Visual Attention for Object Detection

Visual Attention for Object Detection - A Computational Model

-Shubham Tulsiani

Mentor - Prof. Amitabha Mukherjee

ABSTRACT

Object detection is a very relevant field in Computer Vision. One of the current challenges faced in this area is to design reliable and fast methods which achieve this objective. Many such methods tend to rely on a computationally inexpensive pre- selection step which helps limit our search to specific regions of the image. When humans see an image, they tend to focus only on some part of the image. Inspired by this, a popular approach for this pre-selection step is to model the Human Visual Attention and preselect only those regions where humans are likely to direct their attention to.

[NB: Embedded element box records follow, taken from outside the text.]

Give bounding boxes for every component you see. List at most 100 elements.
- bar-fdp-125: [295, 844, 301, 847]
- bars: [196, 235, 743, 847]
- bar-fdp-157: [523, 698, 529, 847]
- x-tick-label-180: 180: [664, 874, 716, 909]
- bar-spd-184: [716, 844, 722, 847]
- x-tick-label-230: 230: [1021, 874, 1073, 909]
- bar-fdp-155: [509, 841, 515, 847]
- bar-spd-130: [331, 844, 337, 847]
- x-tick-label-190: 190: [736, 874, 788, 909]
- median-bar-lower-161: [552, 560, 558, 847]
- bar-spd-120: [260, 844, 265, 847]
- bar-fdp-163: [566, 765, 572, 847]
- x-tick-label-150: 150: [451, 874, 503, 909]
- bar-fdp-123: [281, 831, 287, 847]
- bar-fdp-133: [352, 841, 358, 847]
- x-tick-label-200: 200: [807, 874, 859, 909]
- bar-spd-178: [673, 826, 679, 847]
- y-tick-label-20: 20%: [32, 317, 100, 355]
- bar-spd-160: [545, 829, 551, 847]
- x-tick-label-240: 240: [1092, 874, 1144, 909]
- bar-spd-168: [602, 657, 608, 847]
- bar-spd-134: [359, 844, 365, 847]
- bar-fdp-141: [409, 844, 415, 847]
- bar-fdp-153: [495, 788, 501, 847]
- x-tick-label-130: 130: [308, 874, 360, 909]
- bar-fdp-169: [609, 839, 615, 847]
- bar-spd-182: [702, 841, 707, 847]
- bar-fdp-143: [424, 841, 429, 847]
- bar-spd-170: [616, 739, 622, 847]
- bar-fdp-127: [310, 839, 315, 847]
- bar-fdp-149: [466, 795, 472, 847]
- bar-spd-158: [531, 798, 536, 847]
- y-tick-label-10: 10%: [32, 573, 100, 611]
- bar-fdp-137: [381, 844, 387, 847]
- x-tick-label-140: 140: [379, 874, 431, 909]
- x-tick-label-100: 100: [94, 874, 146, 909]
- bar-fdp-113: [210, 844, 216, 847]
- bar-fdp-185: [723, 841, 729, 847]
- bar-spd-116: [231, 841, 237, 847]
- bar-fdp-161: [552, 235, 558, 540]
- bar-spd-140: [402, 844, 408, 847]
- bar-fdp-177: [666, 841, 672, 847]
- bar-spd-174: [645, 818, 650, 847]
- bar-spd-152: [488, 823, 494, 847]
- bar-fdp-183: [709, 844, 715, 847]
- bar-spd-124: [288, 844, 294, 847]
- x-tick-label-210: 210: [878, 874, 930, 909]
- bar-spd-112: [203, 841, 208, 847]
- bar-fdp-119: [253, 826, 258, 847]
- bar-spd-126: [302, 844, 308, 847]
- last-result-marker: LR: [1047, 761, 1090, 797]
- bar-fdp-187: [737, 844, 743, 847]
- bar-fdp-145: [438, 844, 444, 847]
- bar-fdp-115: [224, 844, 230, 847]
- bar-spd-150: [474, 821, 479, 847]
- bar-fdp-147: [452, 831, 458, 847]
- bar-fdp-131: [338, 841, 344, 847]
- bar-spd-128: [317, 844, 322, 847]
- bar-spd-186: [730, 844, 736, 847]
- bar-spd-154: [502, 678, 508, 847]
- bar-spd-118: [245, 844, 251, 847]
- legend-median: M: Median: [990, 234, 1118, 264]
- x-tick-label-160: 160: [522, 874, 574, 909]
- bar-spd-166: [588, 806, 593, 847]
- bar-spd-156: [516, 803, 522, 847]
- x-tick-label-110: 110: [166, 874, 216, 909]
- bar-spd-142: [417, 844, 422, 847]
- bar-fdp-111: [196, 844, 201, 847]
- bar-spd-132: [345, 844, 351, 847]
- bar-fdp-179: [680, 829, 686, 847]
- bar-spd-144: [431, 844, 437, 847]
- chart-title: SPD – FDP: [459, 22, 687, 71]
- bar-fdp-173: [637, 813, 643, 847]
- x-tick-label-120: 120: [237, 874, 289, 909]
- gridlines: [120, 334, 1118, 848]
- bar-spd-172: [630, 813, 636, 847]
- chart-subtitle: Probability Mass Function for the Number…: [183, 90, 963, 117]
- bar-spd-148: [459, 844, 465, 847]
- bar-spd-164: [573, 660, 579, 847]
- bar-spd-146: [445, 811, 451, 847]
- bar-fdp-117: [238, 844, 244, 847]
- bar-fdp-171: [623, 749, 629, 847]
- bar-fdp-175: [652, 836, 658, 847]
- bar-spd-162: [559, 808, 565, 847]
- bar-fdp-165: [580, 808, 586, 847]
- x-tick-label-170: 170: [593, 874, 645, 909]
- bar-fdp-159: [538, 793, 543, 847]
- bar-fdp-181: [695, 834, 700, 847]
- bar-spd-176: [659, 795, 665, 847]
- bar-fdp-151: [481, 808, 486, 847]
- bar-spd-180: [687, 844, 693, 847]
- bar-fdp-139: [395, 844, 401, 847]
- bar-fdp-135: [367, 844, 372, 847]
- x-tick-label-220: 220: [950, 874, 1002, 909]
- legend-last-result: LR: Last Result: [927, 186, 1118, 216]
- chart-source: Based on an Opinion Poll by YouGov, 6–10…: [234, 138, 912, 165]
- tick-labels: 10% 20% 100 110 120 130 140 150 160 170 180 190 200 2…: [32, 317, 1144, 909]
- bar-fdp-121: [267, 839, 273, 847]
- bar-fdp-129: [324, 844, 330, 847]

In this work, we build a computational model of Visual Attention for the specific task of object detection by combining the various cues which guide our attention. We further analyse its success in preselecting the regions with the target object and its efficiency to predict the areas where humans would look while performing a similar task.

METHODOLOGY IN BRIEF

To develop this model of Visual Attention, we combined the cues obtained by various mechanisms (top-down and bottom-up) to guide attention. The top-down cues that were considered were Contextual cues and Target Object Feature based maps. We used saliency maps to extract the bottom-up information in the image.
We selected these aspects to build the attention map because it is natural to assume that they guide our atention in a Search task. When searching for a rope, we tend to focus on long, thin, coiled objects in the visual field.(Feature Cues)
The relevance of contextual cues can be seen from the fact that when searching for a car (given an image of the road), we tend to ignore the sky.
Also, saliency is important in guiding our attention as we tend to focus more on objects which 'stand out' from their background.

The Combined Model

We obtained saliency, context and feature based maps for our test images. We then normalised and combined these in various ratios and tested these on our dataset so that we can come up with the ratios which give the best results. We expected that combining these cues would give us a better model of Visual Attention than any of these individually could.

Testing the Model

Given an image, the model gave an Attention Map with higher values indication higher likelihood of those regions being focussed upon. To determine the efficiency of our model, we took into account the top 10 and 20 % of the image and had the following criteria in mind -

Success as Pre-selection in Object Detection
For the model to be implemented as a pre-selection step in object detection, it should have the target object in the 10 or 20 % region it selects from the given image. To determine the accuracy, one should measure the percentage of target objects in the selected region.

Success in predicting Human Fixation
To estimate how successful our model has been in mimicking human attention, we measured the percentage of fixations which lie in the region selected. This was done separately on positive stimuli (image containing target object) and negative stimuli (image without target object). Out of the various combinations which were tested for positive stimuli, the best of those was then tested on negative stimuli.

A Sample Output

IMPORTANT RESULTS

Our Combined Model obtained a 91.7% accuracy (with 20% threshold) in predicting regions for human fixations which is higher than the previous models. We also got a significantly high (80%) accuracy with 10% threshold wheres the previou works had this as 65%

As expected, the accuracy of the combined model was higher than the single source models.